I'm worried about Celeste's iron deficiency.

The game's visuals suffer from being a port of a PSVita port of a PSP game, that's for sure. Blurry and low-quality assets blown up to your monitor resolution, with some noticeable artifacting and very low-quality textures on background 3D elements. It feels like no attempt was made at sprucing up the game's visuals for PC. There are also spelling errors, typos and oversights which I'm told were also in the Vita version and haven't been fixed. Given the age of the game, it's unlikely these mistakes will be fixed, and this port does kind of feel like a botch job in that regard.

Despite the visuals being stretched and uneven in quality, the visual style of the game is very satisfying. How rooms pop up like a children's book as you enter, how blood is shown a bright pink instead of red, these visual decisions ooze cool. This game is style personified, down to its funky and bizarre soundtrack from Masafumi Takada, who scored God Hand and No More Heroes! So now I know why it was so damn catchy!

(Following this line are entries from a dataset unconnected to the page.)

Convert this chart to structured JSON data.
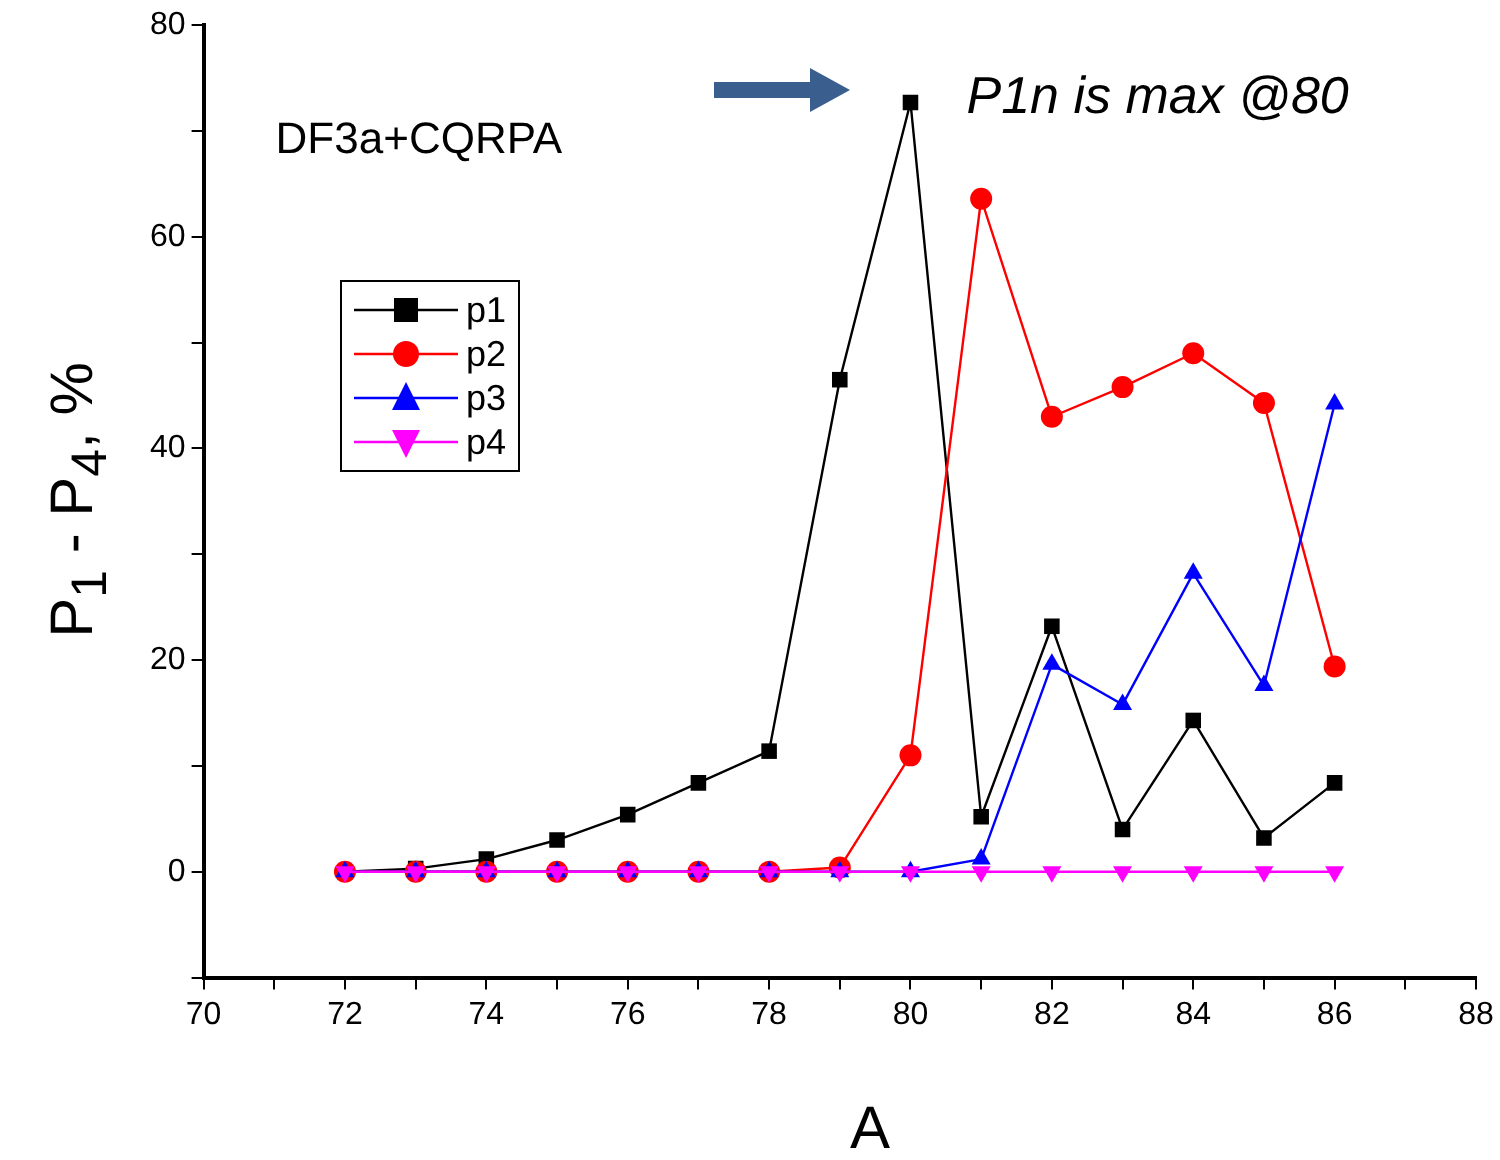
{
  "chart_data": {
    "type": "line",
    "xlabel": "A",
    "ylabel": "P$_{1}$ - P$_{4}$, %",
    "annotations": [
      "DF3a+CQRPA",
      {
        "text": "P1n is max @80",
        "x": 80,
        "y": 72.7
      }
    ],
    "x": [
      72,
      73,
      74,
      75,
      76,
      77,
      78,
      79,
      80,
      81,
      82,
      83,
      84,
      85,
      86
    ],
    "series": [
      {
        "name": "p1",
        "color": "#000000",
        "marker": "square",
        "values": [
          0,
          0.3,
          1.2,
          3,
          5.4,
          8.4,
          11.4,
          46.5,
          72.7,
          5.2,
          23.2,
          4,
          14.3,
          3.2,
          8.4
        ]
      },
      {
        "name": "p2",
        "color": "#ff0000",
        "marker": "circle",
        "values": [
          0,
          0,
          0,
          0,
          0,
          0,
          0,
          0.4,
          11,
          63.6,
          43,
          45.8,
          49,
          44.3,
          19.4
        ]
      },
      {
        "name": "p3",
        "color": "#0000ff",
        "marker": "triangle",
        "values": [
          0,
          0,
          0,
          0,
          0,
          0,
          0,
          0,
          0,
          1.2,
          19.6,
          15.8,
          28.2,
          17.6,
          44.2
        ]
      },
      {
        "name": "p4",
        "color": "#ff00ff",
        "marker": "triangle_down",
        "values": [
          0,
          0,
          0,
          0,
          0,
          0,
          0,
          0,
          0,
          0,
          0,
          0,
          0,
          0,
          0
        ]
      }
    ],
    "xlim": [
      70,
      88
    ],
    "xticks": [
      70,
      {
        "value": 71,
        "label": null
      },
      72,
      {
        "value": 73,
        "label": null
      },
      74,
      {
        "value": 75,
        "label": null
      },
      76,
      {
        "value": 77,
        "label": null
      },
      78,
      {
        "value": 79,
        "label": null
      },
      80,
      {
        "value": 81,
        "label": null
      },
      82,
      {
        "value": 83,
        "label": null
      },
      84,
      {
        "value": 85,
        "label": null
      },
      86,
      {
        "value": 87,
        "label": null
      },
      88
    ],
    "ylim": [
      -10,
      80
    ],
    "yticks": [
      {
        "value": -10,
        "label": null
      },
      0,
      {
        "value": 10,
        "label": null
      },
      20,
      {
        "value": 30,
        "label": null
      },
      40,
      {
        "value": 50,
        "label": null
      },
      60,
      {
        "value": 70,
        "label": null
      },
      80
    ],
    "grid": false,
    "legend": "top left",
    "line_style": "solid"
  }
}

Controls and gameplay are antiquated and archaic too. The courtroom battles may have worked well on the PSP or Vita, but when these controls are hastily mapped to a gamepad for the PC release you'll find buttons reused even though there are now plenty more to work with. With this being the first game in the series, I'd expect the future games to be better, and from what my friends have told me the battle system vastly improves between each game, so I have that to look forward to as I make my way through the series.

Sadly, only a small handful of the game's dialogue is voiced - pretty much only that which appears in the class trials and certain set-piece scenes. This piecemeal voice-over is certainly disappointing but I understand this is typical of visual novels and something I will have to come to accept. The voice acting is superb across the board but some of it sounds pretty flat probably due to being compressed assets rather than the original recordings. With any luck, the quality of everything will improve as the series carries on.

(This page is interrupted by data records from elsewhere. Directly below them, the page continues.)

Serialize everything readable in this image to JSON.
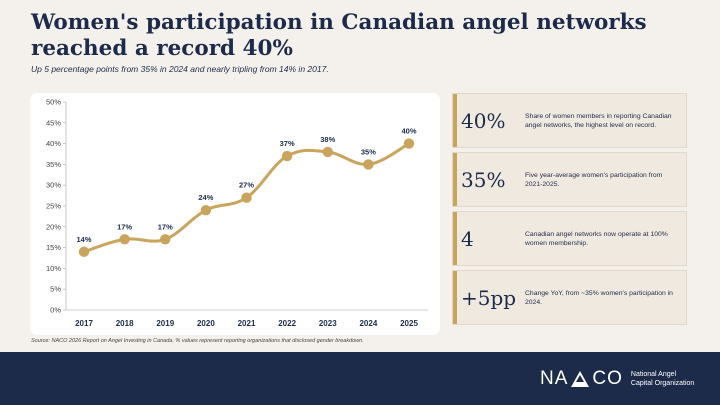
{
  "header": {
    "title": "Women's participation in Canadian angel networks reached a record 40%",
    "subtitle": "Up 5 percentage points from 35% in 2024 and nearly tripling from 14% in 2017."
  },
  "chart_data": {
    "type": "line",
    "x": [
      "2017",
      "2018",
      "2019",
      "2020",
      "2021",
      "2022",
      "2023",
      "2024",
      "2025"
    ],
    "series": [
      {
        "values": [
          14,
          17,
          17,
          24,
          27,
          37,
          38,
          35,
          40
        ]
      }
    ],
    "data_labels": [
      "14%",
      "17%",
      "17%",
      "24%",
      "27%",
      "37%",
      "38%",
      "35%",
      "40%"
    ],
    "yticks": [
      "0%",
      "5%",
      "10%",
      "15%",
      "20%",
      "25%",
      "30%",
      "35%",
      "40%",
      "45%",
      "50%"
    ],
    "ylim": [
      0,
      50
    ],
    "grid": false,
    "color": "#c9a45c",
    "smooth": true
  },
  "stats": [
    {
      "value": "40%",
      "text": "Share of women members in reporting Canadian angel networks, the highest level on record."
    },
    {
      "value": "35%",
      "text": "Five year-average women's participation from 2021-2025."
    },
    {
      "value": "4",
      "text": "Canadian angel networks now operate at 100% women membership."
    },
    {
      "value": "+5pp",
      "text": "Change YoY, from ~35% women's participation in 2024."
    }
  ],
  "source": "Source: NACO 2026 Report on Angel Investing in Canada. % values represent reporting organizations that disclosed gender breakdown.",
  "footer": {
    "logo_left": "NA",
    "logo_right": "CO",
    "org_line1": "National Angel",
    "org_line2": "Capital Organization"
  },
  "colors": {
    "navy": "#1c2b4a",
    "gold": "#c9a45c",
    "background": "#f4f1ec"
  }
}
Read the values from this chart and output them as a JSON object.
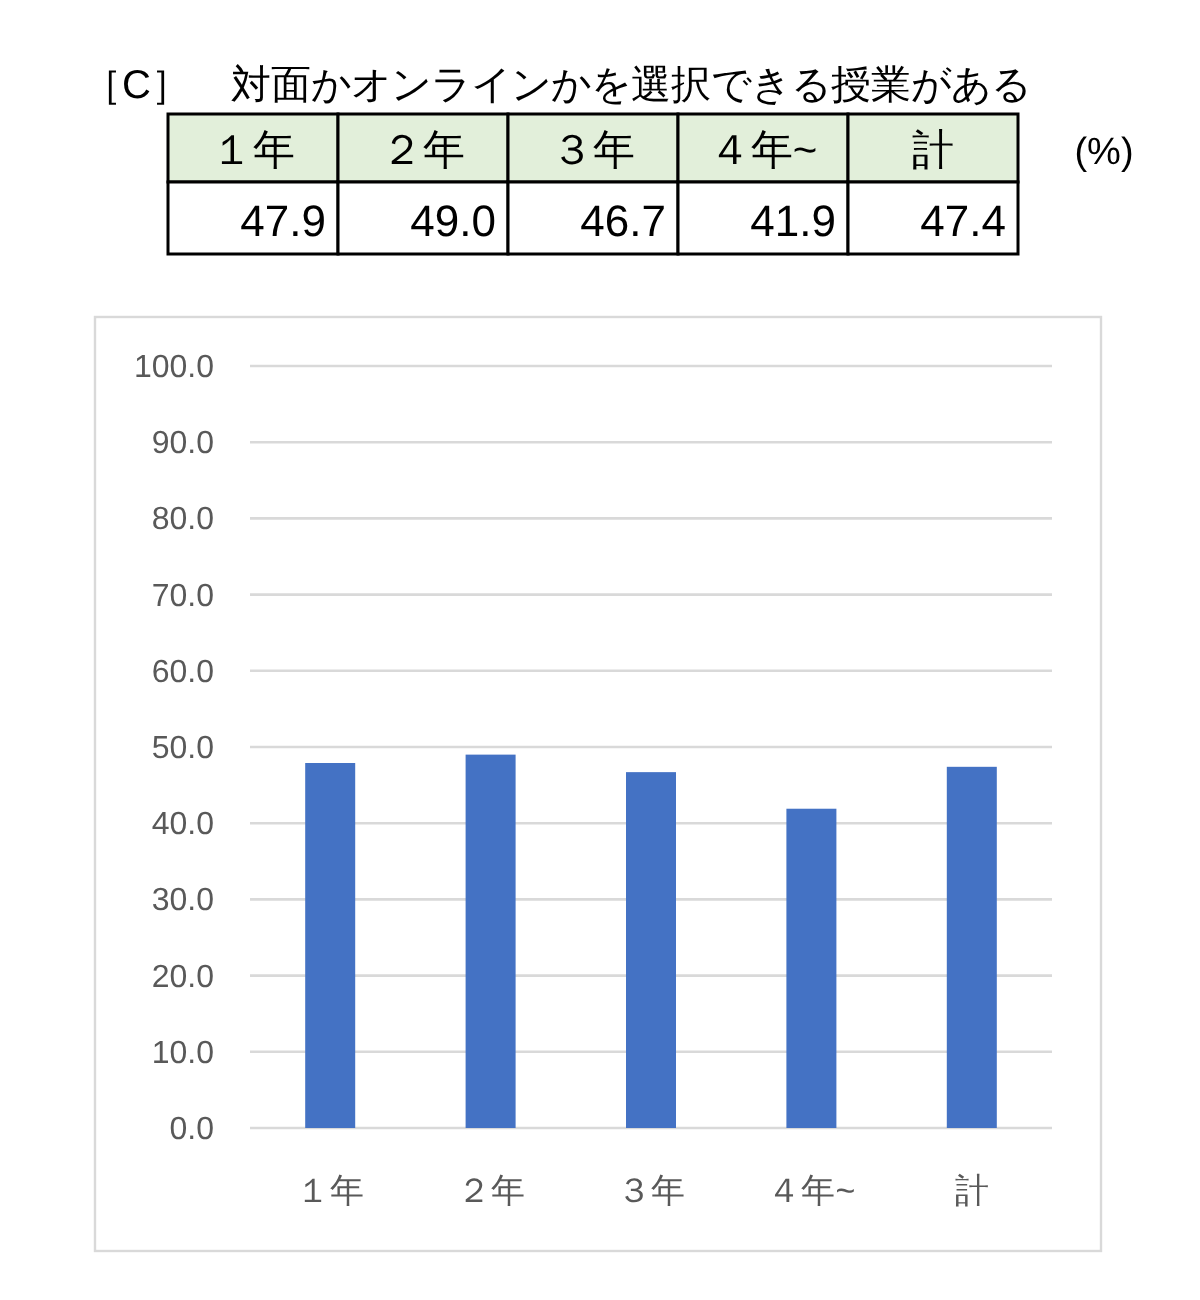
{
  "chart_data": {
    "type": "bar",
    "title": "［C］　対面かオンラインかを選択できる授業がある",
    "categories": [
      "１年",
      "２年",
      "３年",
      "４年~",
      "計"
    ],
    "values": [
      47.9,
      49.0,
      46.7,
      41.9,
      47.4
    ],
    "color": "#4472c4",
    "value_labels": [
      "47.9",
      "49.0",
      "46.7",
      "41.9",
      "47.4"
    ],
    "annotations": [
      "(%)"
    ],
    "ylim": [
      0,
      100
    ],
    "yticks": [
      {
        "value": 0,
        "label": "0.0"
      },
      {
        "value": 10,
        "label": "10.0"
      },
      {
        "value": 20,
        "label": "20.0"
      },
      {
        "value": 30,
        "label": "30.0"
      },
      {
        "value": 40,
        "label": "40.0"
      },
      {
        "value": 50,
        "label": "50.0"
      },
      {
        "value": 60,
        "label": "60.0"
      },
      {
        "value": 70,
        "label": "70.0"
      },
      {
        "value": 80,
        "label": "80.0"
      },
      {
        "value": 90,
        "label": "90.0"
      },
      {
        "value": 100,
        "label": "100.0"
      }
    ],
    "grid": "y"
  }
}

Those who enjoy murder mysteries, slice of life and highschool drama will eat up Danganronpa. I've deliberately attempted to resist giving any spoilers that would tear apart this game's mysteries.

I could easily talk at depth about each trial, the events before the game takes place, each of the plot twists and how I felt about them, but it's not worth spoiling it for anyone who hasn't played the game yet.

If you're new to visual novels, Danganronpa is a great introduction. If you liked the Persona series for its social aspects and time management, this game is definitely for you. So what's it gonna be? What's it gonna beeeeeee~?